Notre critique de Partir un jour, le film d’ouverture qui fait revenir à Cannes en chantant

À l’heure où l’on écrit ces lignes, on ne sait pas si Partir un jour aura transformé le Grand Théâtre Lumière en karaoké géant. Projeté mardi soir en ouverture de la 78e édition du Festival de Cannes, en même temps que dans toutes les salles de France, le film musical d’Amélie Bonnin a tout pour faire chanter les spectateurs. Il y a peu de chance que Robert de Niro, tout juste récompensé d’une palme d’or d’honneur, ânonne Le Loir-et-Cher de Michel Delpech en sortant du Palais des festivals. Mais entendre un air de Dalida courir dans les rues à la fin de la séance n’est pas à exclure.

Un premier long-métrage français pour lancer le plus grand festival du monde, le pari tenté par le délégué général Thierry Frémaux est audacieux.
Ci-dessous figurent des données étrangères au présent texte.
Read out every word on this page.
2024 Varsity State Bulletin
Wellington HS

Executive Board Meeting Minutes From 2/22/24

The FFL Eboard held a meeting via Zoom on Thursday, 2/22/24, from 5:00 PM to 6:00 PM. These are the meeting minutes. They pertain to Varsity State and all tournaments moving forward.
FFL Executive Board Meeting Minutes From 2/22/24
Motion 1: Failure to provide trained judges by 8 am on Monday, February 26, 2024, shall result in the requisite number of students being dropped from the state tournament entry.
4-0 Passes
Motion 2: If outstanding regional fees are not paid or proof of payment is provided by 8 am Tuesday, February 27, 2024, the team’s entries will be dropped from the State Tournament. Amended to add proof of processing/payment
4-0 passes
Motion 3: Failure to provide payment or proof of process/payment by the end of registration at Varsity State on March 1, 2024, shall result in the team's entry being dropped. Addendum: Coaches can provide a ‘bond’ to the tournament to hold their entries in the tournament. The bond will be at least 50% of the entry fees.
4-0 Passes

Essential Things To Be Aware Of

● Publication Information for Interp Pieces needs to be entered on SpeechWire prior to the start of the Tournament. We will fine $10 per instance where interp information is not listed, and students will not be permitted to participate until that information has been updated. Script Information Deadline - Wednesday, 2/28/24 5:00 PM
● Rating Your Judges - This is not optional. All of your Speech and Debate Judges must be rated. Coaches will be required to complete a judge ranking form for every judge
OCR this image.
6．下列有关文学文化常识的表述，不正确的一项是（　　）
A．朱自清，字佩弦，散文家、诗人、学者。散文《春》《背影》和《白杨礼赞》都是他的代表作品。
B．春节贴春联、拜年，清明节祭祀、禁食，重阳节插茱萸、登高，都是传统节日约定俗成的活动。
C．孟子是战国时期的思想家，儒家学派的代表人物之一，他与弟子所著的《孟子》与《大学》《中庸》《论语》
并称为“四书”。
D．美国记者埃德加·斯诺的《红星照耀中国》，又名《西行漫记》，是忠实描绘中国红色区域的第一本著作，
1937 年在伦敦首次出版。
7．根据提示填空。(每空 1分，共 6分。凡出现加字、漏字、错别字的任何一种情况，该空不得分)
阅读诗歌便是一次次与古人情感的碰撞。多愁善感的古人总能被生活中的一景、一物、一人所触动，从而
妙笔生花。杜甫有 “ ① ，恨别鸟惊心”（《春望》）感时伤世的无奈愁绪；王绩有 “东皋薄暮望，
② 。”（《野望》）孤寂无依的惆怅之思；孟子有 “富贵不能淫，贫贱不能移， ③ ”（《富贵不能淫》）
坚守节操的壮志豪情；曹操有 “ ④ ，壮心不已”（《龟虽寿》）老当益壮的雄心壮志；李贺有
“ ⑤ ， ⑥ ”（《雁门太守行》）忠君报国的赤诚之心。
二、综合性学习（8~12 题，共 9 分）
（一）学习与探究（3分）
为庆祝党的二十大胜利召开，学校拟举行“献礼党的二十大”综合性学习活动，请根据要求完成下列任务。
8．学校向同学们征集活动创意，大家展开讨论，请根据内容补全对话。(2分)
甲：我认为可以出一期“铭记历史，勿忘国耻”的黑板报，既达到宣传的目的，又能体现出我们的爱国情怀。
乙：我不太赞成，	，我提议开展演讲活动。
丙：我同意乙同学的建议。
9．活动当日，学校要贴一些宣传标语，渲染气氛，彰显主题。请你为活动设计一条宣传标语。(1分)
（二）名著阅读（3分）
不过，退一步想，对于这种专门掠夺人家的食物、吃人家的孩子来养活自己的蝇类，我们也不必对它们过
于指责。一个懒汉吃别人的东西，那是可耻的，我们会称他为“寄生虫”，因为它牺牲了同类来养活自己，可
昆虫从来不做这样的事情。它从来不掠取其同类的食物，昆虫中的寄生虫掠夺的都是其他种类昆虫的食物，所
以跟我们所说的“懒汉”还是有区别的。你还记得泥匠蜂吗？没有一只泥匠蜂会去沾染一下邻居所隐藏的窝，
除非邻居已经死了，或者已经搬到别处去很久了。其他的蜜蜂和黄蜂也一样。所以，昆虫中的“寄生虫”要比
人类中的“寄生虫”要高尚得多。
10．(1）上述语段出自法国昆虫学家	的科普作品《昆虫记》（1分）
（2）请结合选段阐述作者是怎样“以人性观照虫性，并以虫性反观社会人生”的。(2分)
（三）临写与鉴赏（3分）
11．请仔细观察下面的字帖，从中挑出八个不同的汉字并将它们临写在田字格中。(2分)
Il est gagné, n’en déplaise aux grincheux, oublieux de films d’ouverture glamour, clinquants et insipides (Gatsby le Magnifique, Grace de Monaco, Minuit à Paris…). Frémaux l’a présenté comme une sorte d’On connaît la chanson, grand film sur la dépression sous ses airs fantaisistes. Comme Alain Resnais, Amélie Bonnin fait chanter ses personnages. Les dialogues cèdent la place aux paroles de tubes du répertoire, de Nougaro (Cécile, ma fille) à Stromae (Alors on danse).

Les 2be3 en balade enivrante

L’argument tient sur un coin de nappe. Cécile, chef de cuisine, gagnante de « Top Chef », est sur le point d’ouvrir son restaurant à Paris avec son compagnon. Elle est enceinte mais il ne le sait pas. Le troisième infarctus de son père la force à rendre visite à ses parents (François Rollin et Dominique Blanc), propriétaires d’un relais routier dans l’est de la France, plus macédoine et bourguignon que soufflé à la bisque de homard. De retour au pays, Cécile croise Raphaël, béguin de jeunesse resté les pieds dans la boue et les mains dans le cambouis – il est garagiste.

Juliette Armanet donne l’impression d’avoir fait ça toute sa vie. Cuisiner et jouer la comédie. Bastien Bouillon est méconnaissable en blond peroxydé, solaire, drôle et charmeur. Avec la pointe de mélancolie de celui qui aurait pu vivre une autre vie. Les chansons ont été enregistrées en live sur le plateau, avec des arrangements et des orchestrations nouvelles, en variant les styles. Chilly Gonzales revisite ainsi Partir un jour, la chanson des 2Be3 qui donne son titre au film, et transforme la guimauve du boys band en balade enivrante. On parle du grain de la voix comme du grain de l’image. Partir un jour n’en manque pas. Juliette Armanet et François Rollin n’ont pas la même technique mais font passer la même émotion, celle que seul procure un comédien se glissant dans la peau d’un personnage. Un père qui chante Mourir sur scène en épluchant des patates dans sa cuisine, ça pourrait être ridicule. C’est déchirant.

Partir un jour compte plusieurs très bonnes scènes. Et même quelques-unes formidables. En boîte de nuit, quand Ces soirées-là enflamme le dancefloor. À la patinoire, lieu du dernier rendez-vous et du baiser manqué, où Bouillon fait chauffer la glace en chantant Femme like U de K-Maro (« Donne-moi ton cœur baby, ton corps baby »). Il y a quelque chose du voyage dans le temps du Peggy Sue s’est mariée de Coppola. Un sucre trempé dans un bol de café vaut bien une madeleine. Les canards aussi peuvent être proustiens. Partir un jour est un film de patrimoine pop et nostalgique. La France est le pays de la gastronomie, de la chanson et du cinéma. Et de l’amour bien sûr. Il n’est jamais trop tard pour faire une roue arrière pour séduire une fille.